Он поправляет воротничок и кричит, чтобы я убиралась.
Антуанетта
Настоятельница смотрит на часы, привязанные к поясу, выглядывает за ворота Сен-Лазар, смотрит налево, направо.
— Никто не придет, — говорю я.
Она гладит меня по руке, пытаясь успокоить. Ведь я выхожу из тюрьмы, а мать не встречает меня у ворот.
— Мама прислала сказать, что ее ждут в прачечной.
В ту секунду, когда прозвучали эти слова, я понимаю свою ошибку и с трудом сглатываю. Так я должна сглатывать ложь — до того, как она станет словами. Это сложнее, чем я думала. Я несколько раз срывалась за время, прошедшее после разговора с настоятельницей. Ничего серьезного, так, всякая мелочь. Например, я сказала монашке, которая раздавала бобы, что я еще не получила свою порцию, или рассказала кому-то из падших женщин, что была корифейкой, а еще сказала, что вовсе не была любовницей Эмиля. Но все-таки я должна перестать врать. Кроме одной-единственной последней лжи, которую я должна произнести. Ради Мари.
Я сжимаюсь, как меха, когда из них выходит воздух.
— Никого она не присылала. Она не из тех, кто может об этом подумать.
Настоятельница сжимает мою руку, как будто мы подруги. Я неуклюже, как курица, киваю.
Она протягивает мне мешочек на завязках, тот самый, который я три месяца назад принесла с собой в Сен-Лазар. Очень хочется его открыть. Я знаю, что денег, украденных из бумажника Жан-Люка Симара, там больше нет, а вот как насчет того, что он отдавал мне добровольно? Я глажу потертую кожу и думаю, что раньше непременно крикнула бы, что сестры, небось, успели поживиться. Засовываю мешочек в карман сиреневого шелкового платья. Я бы не хотела возвращаться в мир именно в нем, но выбора у меня не было, когда Крот утром вошла в мою камеру с этим платьем, а вышла с домотканым тюремным одеянием.
— Сто девяносто восемь франков, — сказала настоятельница. — Деньги, с которыми ты к нам пришла.
Я куплю что-нибудь красивое для Мари и Шарлотты, какие-нибудь безделушки, может быть, гребни с шелковыми цветами. Для маман я закажу обед в «Нувель Атен» на Пляс Пигаль. И, может быть, Полетт из прачечной позову. Конечно, обо мне будут судачить, когда я вернусь поджав хвост, но зато я могу сказать месье Гийо, что наловчилась обращаться с иголкой и ниткой. Он отдает штопку и мелкий ремонт куда-то на сторону, и мне нужно убедить его отдавать все это мне.

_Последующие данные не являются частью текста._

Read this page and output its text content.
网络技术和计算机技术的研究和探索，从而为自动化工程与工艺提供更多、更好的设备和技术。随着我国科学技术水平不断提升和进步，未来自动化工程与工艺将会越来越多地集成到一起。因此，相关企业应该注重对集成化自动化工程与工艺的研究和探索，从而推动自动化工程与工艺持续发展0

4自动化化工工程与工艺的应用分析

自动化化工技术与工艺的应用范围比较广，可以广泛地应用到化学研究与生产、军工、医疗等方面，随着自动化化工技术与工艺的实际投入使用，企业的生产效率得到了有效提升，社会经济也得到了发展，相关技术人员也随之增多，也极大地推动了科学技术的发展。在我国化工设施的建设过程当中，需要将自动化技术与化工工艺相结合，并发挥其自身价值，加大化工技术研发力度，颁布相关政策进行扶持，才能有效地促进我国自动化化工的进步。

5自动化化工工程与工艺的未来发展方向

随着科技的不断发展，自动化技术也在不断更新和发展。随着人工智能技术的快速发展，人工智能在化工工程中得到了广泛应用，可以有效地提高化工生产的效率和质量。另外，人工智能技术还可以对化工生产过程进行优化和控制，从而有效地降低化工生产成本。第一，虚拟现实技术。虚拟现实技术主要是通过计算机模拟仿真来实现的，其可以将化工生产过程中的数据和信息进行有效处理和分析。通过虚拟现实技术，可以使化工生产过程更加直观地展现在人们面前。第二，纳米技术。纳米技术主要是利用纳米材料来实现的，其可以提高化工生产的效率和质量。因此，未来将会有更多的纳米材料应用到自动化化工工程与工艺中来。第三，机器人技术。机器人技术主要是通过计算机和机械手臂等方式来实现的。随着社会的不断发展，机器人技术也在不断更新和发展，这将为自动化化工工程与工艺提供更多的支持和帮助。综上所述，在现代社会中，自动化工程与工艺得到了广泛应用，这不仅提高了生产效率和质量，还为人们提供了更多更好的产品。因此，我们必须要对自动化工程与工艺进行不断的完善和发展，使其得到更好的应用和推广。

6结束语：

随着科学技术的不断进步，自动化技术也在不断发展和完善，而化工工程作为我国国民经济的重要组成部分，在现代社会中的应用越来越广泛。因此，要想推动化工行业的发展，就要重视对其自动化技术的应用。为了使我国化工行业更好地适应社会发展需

Прибежала Крот с тем же узлом, который был при мне. Старая юбка, в которую завернуты две блузки, две пары чулок, трое панталон и еще одна юбка. Все мое имущество. Я беру узел, глажу старую шерсть, выцветшую до желтовато-серого цвета. Я представляю палящее солнце, яркое небо, штаны, на которые я ставлю заплатку, вырезанную из этой юбки. Игры воображения.
— Останься, поешь, сегодня овощной суп, — говорит настоятельница. — Мы отправим весточку о твоем освобождении.
Она поворачивается, уже открыв рот, чтобы поручить Кроту отправить записку на рю де Дуэ.